Mumford worked on computer aspects of vision and Wu on computer proofs in the field of Geometry. In both cases their pioneering contributions to research and in the development of the field were outstanding. Many leading scientists in these areas were trained by them or followed in their footsteps.
Mumford's early work, for which he received the Fields Medal in 1974, was in algebraic geometry and especially the study of algebraic curves. This is an old and central subject in mathematics with contributions from many of the great names of the past. Despite this, much remained to be done and Mumford's great achievement was to revitalise and push forward the theory of moduli. Algebraic Curves depend on an important integer, the genus g. For g = 0 the curve is rational, for g = 1 it is elliptic and depends on an additional continuous parameter or modulus. For g > 2 there are 3g-3 moduli, forming a (complicated) space whose features give us information about the totality of all curves. Mumford laid the foundations for a systematic and fruitful study of this moduli space. This has been widely influential even, surprisingly, in the physics of string theory.
After two decades in this field, Mumford made a drastic switch to computer vision, where he used his mathematical abilities and insight to make original and fundamental contributions. He helped to provide a conceptual framework and to provide examples of specific solutions that can in principle be generalized to a range of problems. His 1985 paper with Shah on variational approaches to signal processing was recently awarded a prize by the Institute of Electrical and Electronics Engineers (IEEE).
Mumford's many original contributions to pattern theory and vision research were described in his 1999 book Two and Three Dimensional Patterns of the Face (A K Peters Co.) and the forthcoming Pattern Theory through Examples.
Wentsun Wu was one of the geometers strongly influenced by Chern Shiing-Shen (Shaw Laureate in 2004). His early work, in the post-war period, centred on the topology of manifolds which underpins differential geometry and the area where the famous Chern classes provide important information. Wu discovered a parallel set of invariants, now called the Wu classes, which have proved almost equally important. Wu went on to use his classes for a beautiful result on the problem of embedding manifolds in Euclidean Space.

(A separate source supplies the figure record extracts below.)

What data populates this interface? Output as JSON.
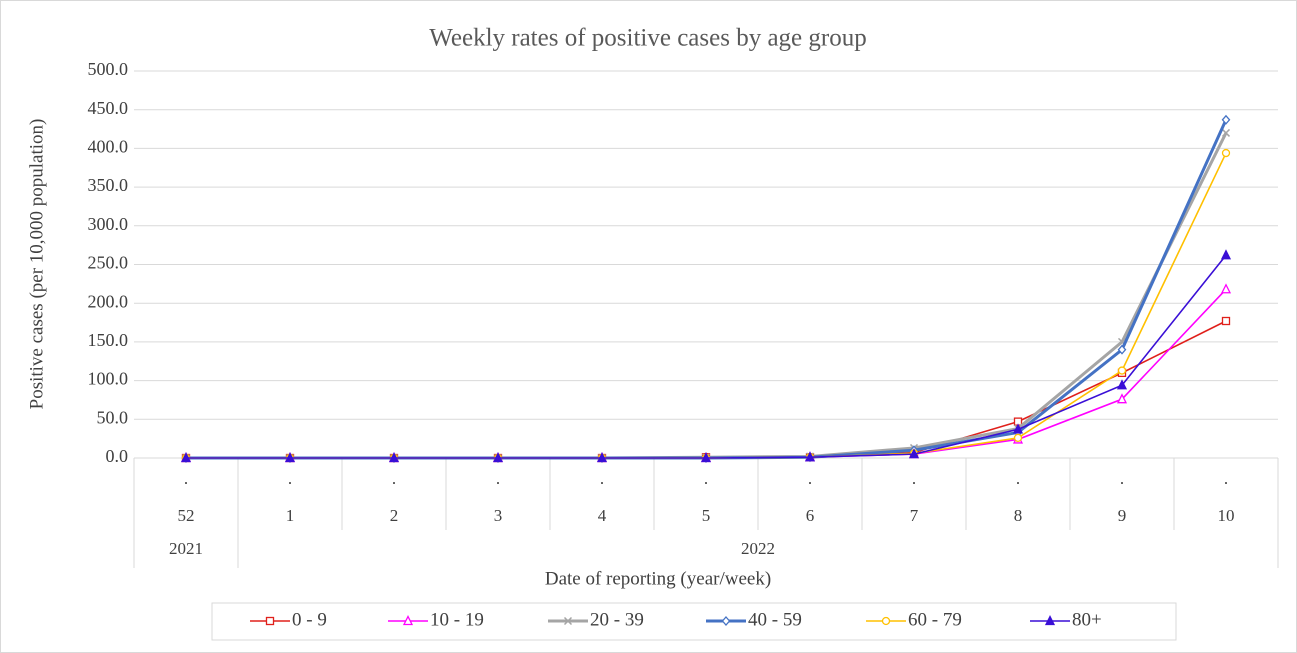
{
  "chart_data": {
    "type": "line",
    "title": "Weekly rates of positive cases by age group",
    "y_label": "Positive cases (per 10,000 population)",
    "x_label": "Date of reporting  (year/week)",
    "x_level1": [
      ".",
      ".",
      ".",
      ".",
      ".",
      ".",
      ".",
      ".",
      ".",
      ".",
      "."
    ],
    "categories": [
      "52",
      "1",
      "2",
      "3",
      "4",
      "5",
      "6",
      "7",
      "8",
      "9",
      "10"
    ],
    "x_groups": [
      {
        "label": "2021",
        "span": 1
      },
      {
        "label": "2022",
        "span": 10
      }
    ],
    "ylim": [
      0,
      500
    ],
    "yticks": [
      {
        "value": 0,
        "label": "0.0"
      },
      {
        "value": 50,
        "label": "50.0"
      },
      {
        "value": 100,
        "label": "100.0"
      },
      {
        "value": 150,
        "label": "150.0"
      },
      {
        "value": 200,
        "label": "200.0"
      },
      {
        "value": 250,
        "label": "250.0"
      },
      {
        "value": 300,
        "label": "300.0"
      },
      {
        "value": 350,
        "label": "350.0"
      },
      {
        "value": 400,
        "label": "400.0"
      },
      {
        "value": 450,
        "label": "450.0"
      },
      {
        "value": 500,
        "label": "500.0"
      }
    ],
    "grid": true,
    "legend": "bottom",
    "series": [
      {
        "name": "0 - 9",
        "color": "#e0201b",
        "marker": "square",
        "values": [
          0,
          0,
          0,
          0,
          0,
          1,
          1,
          7,
          47,
          110,
          177
        ]
      },
      {
        "name": "10 - 19",
        "color": "#ff00ff",
        "marker": "triangle",
        "values": [
          0,
          0,
          0,
          0,
          0,
          0,
          1,
          5,
          24,
          76,
          218
        ]
      },
      {
        "name": "20 - 39",
        "color": "#a5a5a5",
        "marker": "x",
        "values": [
          0,
          0,
          0,
          0,
          0,
          1,
          2,
          13,
          38,
          150,
          420
        ]
      },
      {
        "name": "40 - 59",
        "color": "#4472c4",
        "marker": "diamond",
        "values": [
          0,
          0,
          0,
          0,
          0,
          0,
          1,
          10,
          33,
          140,
          437
        ]
      },
      {
        "name": "60 - 79",
        "color": "#ffc000",
        "marker": "circle",
        "values": [
          0,
          0,
          0,
          0,
          0,
          0,
          1,
          6,
          26,
          113,
          394
        ]
      },
      {
        "name": "80+",
        "color": "#3a0fd6",
        "marker": "filled-triangle",
        "values": [
          0,
          0,
          0,
          0,
          0,
          0,
          1,
          5,
          37,
          94,
          262
        ]
      }
    ]
  }
}
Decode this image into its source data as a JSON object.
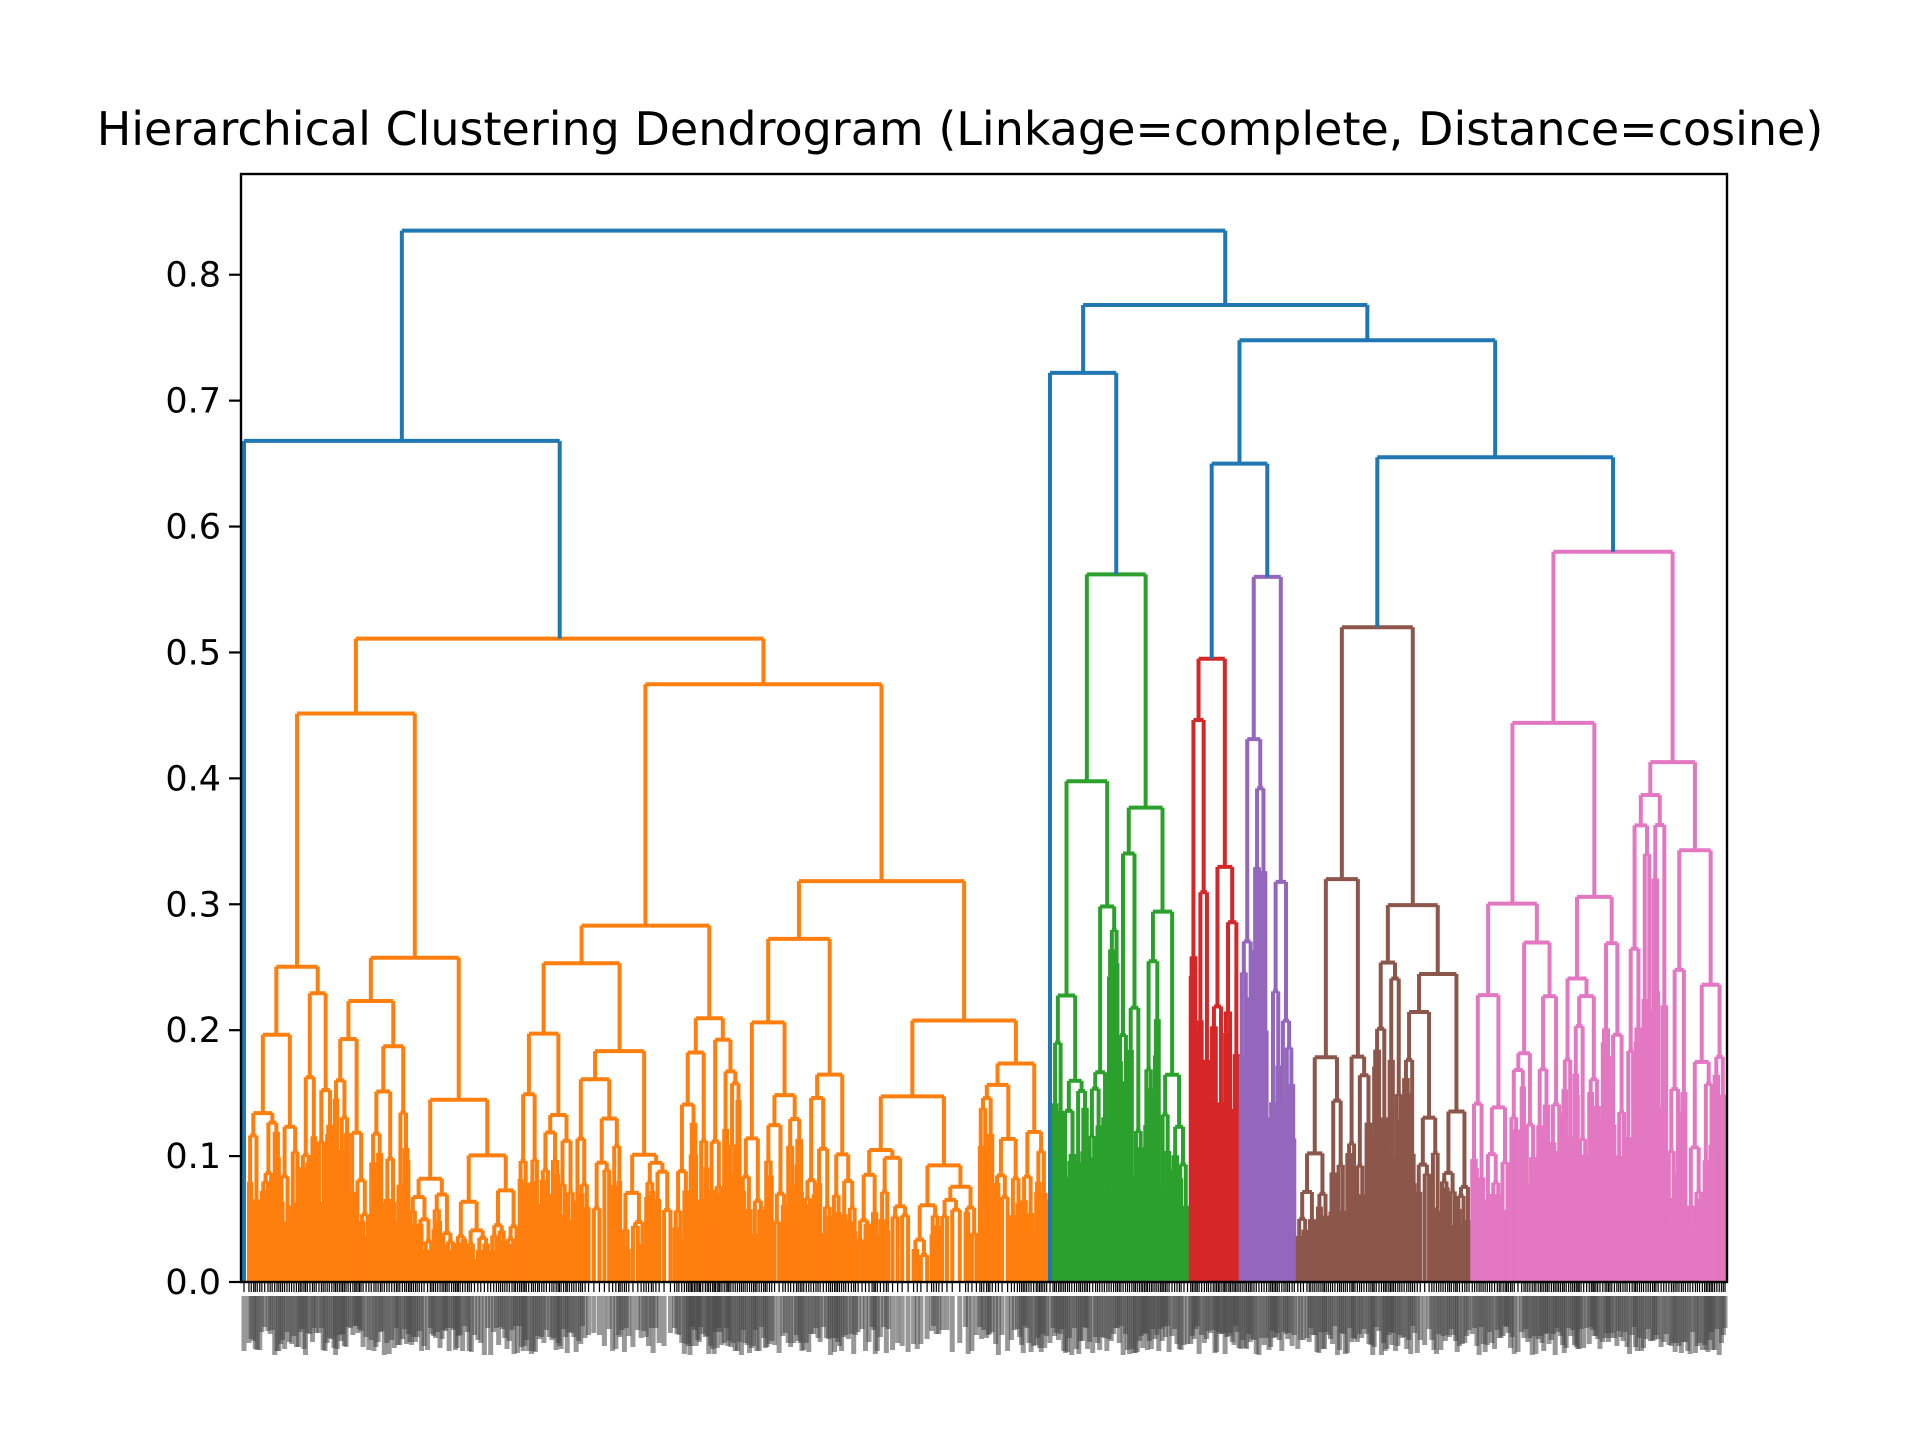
{
  "chart_data": {
    "type": "dendrogram",
    "title": "Hierarchical Clustering Dendrogram (Linkage=complete, Distance=cosine)",
    "xlabel": "",
    "ylabel": "",
    "ylim": [
      0.0,
      0.88
    ],
    "yticks": [
      "0.0",
      "0.1",
      "0.2",
      "0.3",
      "0.4",
      "0.5",
      "0.6",
      "0.7",
      "0.8"
    ],
    "leaf_labels_legible": false,
    "colors": {
      "link": "#1f77b4",
      "orange": "#ff7f0e",
      "green": "#2ca02c",
      "red": "#d62728",
      "purple": "#9467bd",
      "brown": "#8c564b",
      "pink": "#e377c2"
    },
    "clusters": [
      {
        "color": "orange",
        "height": 0.511
      },
      {
        "color": "green",
        "height": 0.562
      },
      {
        "color": "red",
        "height": 0.495
      },
      {
        "color": "purple",
        "height": 0.56
      },
      {
        "color": "brown",
        "height": 0.52
      },
      {
        "color": "pink",
        "height": 0.58
      }
    ],
    "top_merges": [
      {
        "height": 0.835,
        "children": [
          "left group",
          "right group"
        ]
      },
      {
        "height": 0.668,
        "children": [
          "first leaf",
          "orange cluster"
        ]
      },
      {
        "height": 0.776,
        "children": [
          "green branch",
          "red/purple/brown/pink branch"
        ]
      },
      {
        "height": 0.722,
        "children": [
          "single leaf",
          "green cluster"
        ]
      },
      {
        "height": 0.748,
        "children": [
          "red/purple branch",
          "brown/pink branch"
        ]
      },
      {
        "height": 0.65,
        "children": [
          "red cluster",
          "purple cluster"
        ]
      },
      {
        "height": 0.655,
        "children": [
          "brown cluster",
          "pink cluster"
        ]
      }
    ]
  }
}
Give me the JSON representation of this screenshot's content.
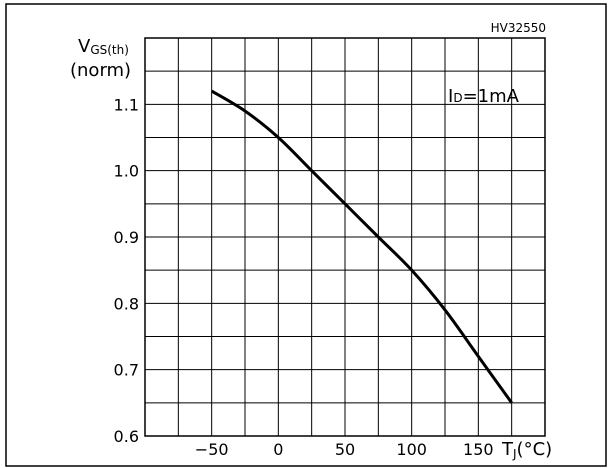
{
  "chart_data": {
    "type": "line",
    "code": "HV32550",
    "ylabel_main": "V",
    "ylabel_sub": "GS(th)",
    "ylabel_line2": "(norm)",
    "xlabel_main": "T",
    "xlabel_sub": "J",
    "xlabel_unit": "(°C)",
    "annotation": {
      "main": "I",
      "sub": "D",
      "rest": "=1mA"
    },
    "xlim": [
      -100,
      200
    ],
    "ylim": [
      0.6,
      1.2
    ],
    "xticks": [
      -50,
      0,
      50,
      100,
      150
    ],
    "xtick_labels": [
      "−50",
      "0",
      "50",
      "100",
      "150"
    ],
    "yticks": [
      0.6,
      0.7,
      0.8,
      0.9,
      1.0,
      1.1
    ],
    "ytick_labels": [
      "0.6",
      "0.7",
      "0.8",
      "0.9",
      "1.0",
      "1.1"
    ],
    "grid": true,
    "series": [
      {
        "x": [
          -50,
          -25,
          0,
          25,
          50,
          75,
          100,
          125,
          150,
          175
        ],
        "y": [
          1.12,
          1.09,
          1.05,
          1.0,
          0.95,
          0.9,
          0.85,
          0.79,
          0.72,
          0.65
        ]
      }
    ]
  }
}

In the 1970's Wu turned his attention to questions of computation, in particular the search for effective methods of automatic machine proofs in geometry. In 1977 Wu introduced a powerful mechanical method, based on Ritt's concept of characteristic sets. This transforms a problem in elementary geometry into an algebraic statement about polynomials which lends itself to effective computation.
This method of Wu completely revolutionized the field, effectively provoking a paradigm shift. Before Wu the dominant approach had been the use of AI search methods, which proved a computational dead end. By introducing sophisticated mathematical ideas Wu opened a whole new approach which has proved extremely effective on a wide range of problems, not just in elementary geometry.
Wu also returned to his early love, topology, and showed how the rational homotopy theory of Dennis Sullivan could be treated algorithmically, thus uniting the two areas of his mathematical life.
In his 1994 Basic Principles in Mechanical Theorem Proving in Geometry (Springer), and his 2000 Mathematics Mechanization (Science Press), Wu described his revolutionary ideas and subsequent developments. Under his leadership Mathematics Mechanization has expanded in recent years into a rapidly growing discipline, encompassing research in computational algebraic geometry, symbolic computation, computer theorem proving and coding theory.
Although the mathematical careers of Mumford and Wu have been parallel rather than contiguous they have much in common. Beginning with the traditional mathematical field of geometry, contributing to its modern development and then moving into the new areas and opportunities which the advent of the computer has opened up, they demonstrate the breadth of mathematics. Together they represent a new role model for mathematicians of the future and are deserved winners of the Shaw Prize.